The topics covered in The Digital Realm (1st Ed.) are based on earlier concepts and ideas discussed elsewhere across three preceding Treatises: The Work-Standard (2nd Ed.), The Third Place (1st Ed.), and Work-Standard Accounting Practices (1st Ed.). Since the concept of the Digital Realm refers to an area where all manner of information intersects, the Reader is assumed to have already read the three Treatises that came before it. While those Treatises contain Entries discussing the Digital Realm, this Treatise in particular is an elaboration of concepts and ideas that could not have been explored within their Entries.

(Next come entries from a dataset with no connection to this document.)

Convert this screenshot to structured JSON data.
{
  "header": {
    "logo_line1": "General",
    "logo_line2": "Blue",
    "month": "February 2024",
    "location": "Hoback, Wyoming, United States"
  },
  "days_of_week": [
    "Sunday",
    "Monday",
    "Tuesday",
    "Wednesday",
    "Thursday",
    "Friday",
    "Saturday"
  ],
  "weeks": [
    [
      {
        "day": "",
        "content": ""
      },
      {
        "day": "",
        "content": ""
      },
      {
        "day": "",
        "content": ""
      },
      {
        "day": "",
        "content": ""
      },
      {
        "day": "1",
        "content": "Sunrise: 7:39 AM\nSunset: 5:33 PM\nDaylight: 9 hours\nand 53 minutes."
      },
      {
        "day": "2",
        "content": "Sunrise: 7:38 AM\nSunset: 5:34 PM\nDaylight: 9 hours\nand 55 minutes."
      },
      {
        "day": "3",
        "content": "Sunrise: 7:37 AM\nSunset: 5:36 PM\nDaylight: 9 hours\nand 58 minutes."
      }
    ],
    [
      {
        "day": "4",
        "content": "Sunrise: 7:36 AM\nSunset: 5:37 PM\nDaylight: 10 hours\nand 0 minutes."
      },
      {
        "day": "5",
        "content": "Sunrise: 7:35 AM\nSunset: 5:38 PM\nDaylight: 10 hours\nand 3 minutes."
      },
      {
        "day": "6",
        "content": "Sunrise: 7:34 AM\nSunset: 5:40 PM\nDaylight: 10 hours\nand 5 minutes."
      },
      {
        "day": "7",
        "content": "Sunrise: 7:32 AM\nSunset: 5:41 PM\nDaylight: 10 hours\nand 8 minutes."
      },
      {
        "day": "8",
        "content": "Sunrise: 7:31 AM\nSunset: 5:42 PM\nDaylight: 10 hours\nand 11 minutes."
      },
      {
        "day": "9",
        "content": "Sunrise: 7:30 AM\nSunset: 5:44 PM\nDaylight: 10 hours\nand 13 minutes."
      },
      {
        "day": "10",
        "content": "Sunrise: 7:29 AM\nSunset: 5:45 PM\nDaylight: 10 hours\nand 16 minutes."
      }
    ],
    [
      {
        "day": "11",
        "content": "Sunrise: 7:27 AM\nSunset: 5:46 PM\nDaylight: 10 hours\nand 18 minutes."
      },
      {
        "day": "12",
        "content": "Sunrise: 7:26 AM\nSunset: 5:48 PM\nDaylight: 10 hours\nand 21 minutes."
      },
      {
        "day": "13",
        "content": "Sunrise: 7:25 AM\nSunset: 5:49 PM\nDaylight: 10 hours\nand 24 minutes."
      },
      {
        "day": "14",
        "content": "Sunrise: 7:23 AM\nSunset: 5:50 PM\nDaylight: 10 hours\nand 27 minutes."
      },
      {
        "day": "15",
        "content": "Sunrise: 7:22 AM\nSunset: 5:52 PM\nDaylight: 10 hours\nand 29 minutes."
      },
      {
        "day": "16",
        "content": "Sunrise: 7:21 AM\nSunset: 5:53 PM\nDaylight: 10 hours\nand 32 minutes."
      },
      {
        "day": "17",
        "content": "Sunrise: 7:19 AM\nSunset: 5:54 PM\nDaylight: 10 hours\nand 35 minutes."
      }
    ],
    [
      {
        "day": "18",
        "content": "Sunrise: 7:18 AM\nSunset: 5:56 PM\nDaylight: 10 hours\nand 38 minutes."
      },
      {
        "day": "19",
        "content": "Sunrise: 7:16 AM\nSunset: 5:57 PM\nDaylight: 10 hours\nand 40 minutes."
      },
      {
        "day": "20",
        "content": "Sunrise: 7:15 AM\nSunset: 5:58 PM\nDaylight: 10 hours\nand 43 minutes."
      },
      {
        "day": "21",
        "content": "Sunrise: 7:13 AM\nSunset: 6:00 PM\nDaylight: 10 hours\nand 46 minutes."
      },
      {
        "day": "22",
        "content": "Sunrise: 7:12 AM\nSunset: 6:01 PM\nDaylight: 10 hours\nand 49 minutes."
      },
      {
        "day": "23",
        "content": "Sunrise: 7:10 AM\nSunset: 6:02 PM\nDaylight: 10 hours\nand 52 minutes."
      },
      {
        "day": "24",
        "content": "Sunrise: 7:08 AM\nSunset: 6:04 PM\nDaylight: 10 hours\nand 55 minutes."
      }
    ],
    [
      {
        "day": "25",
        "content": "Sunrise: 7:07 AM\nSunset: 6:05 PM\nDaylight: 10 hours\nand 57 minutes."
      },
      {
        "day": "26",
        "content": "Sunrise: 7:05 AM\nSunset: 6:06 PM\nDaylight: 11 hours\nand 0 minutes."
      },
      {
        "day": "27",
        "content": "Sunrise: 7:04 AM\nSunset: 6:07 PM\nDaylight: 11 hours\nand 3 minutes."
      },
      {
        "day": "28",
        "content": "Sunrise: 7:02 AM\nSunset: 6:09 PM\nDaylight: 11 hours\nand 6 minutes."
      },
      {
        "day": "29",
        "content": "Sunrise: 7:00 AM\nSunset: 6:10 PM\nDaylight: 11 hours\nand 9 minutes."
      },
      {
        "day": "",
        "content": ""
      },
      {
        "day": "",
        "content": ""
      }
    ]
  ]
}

Unlike the last three Treatises, the Entries of The Digital Realm (1st Ed.) follow a distinct formatting. Rather than a long, continuous discussion through a recurring topic, the Entries here were written as two interconnected themes. The first set of Entries, Section One, are technical discussions about the WWW as it has existed since the 1990s. Certain misconceptions are exposed, while prevailing perspectives about the WWW are scrutinized by the Work-Standard to promote its own conception of the Digital Realm. The rest of the Treatise was designed for the purpose of facilitating a thought experiment to provide the canvas for conceptualizing that alternate incarnation of the Digital Realm. For the sake of convenience, these Entries have been given the designation “Scenario 1999” in reference to the name given to that thought experiment.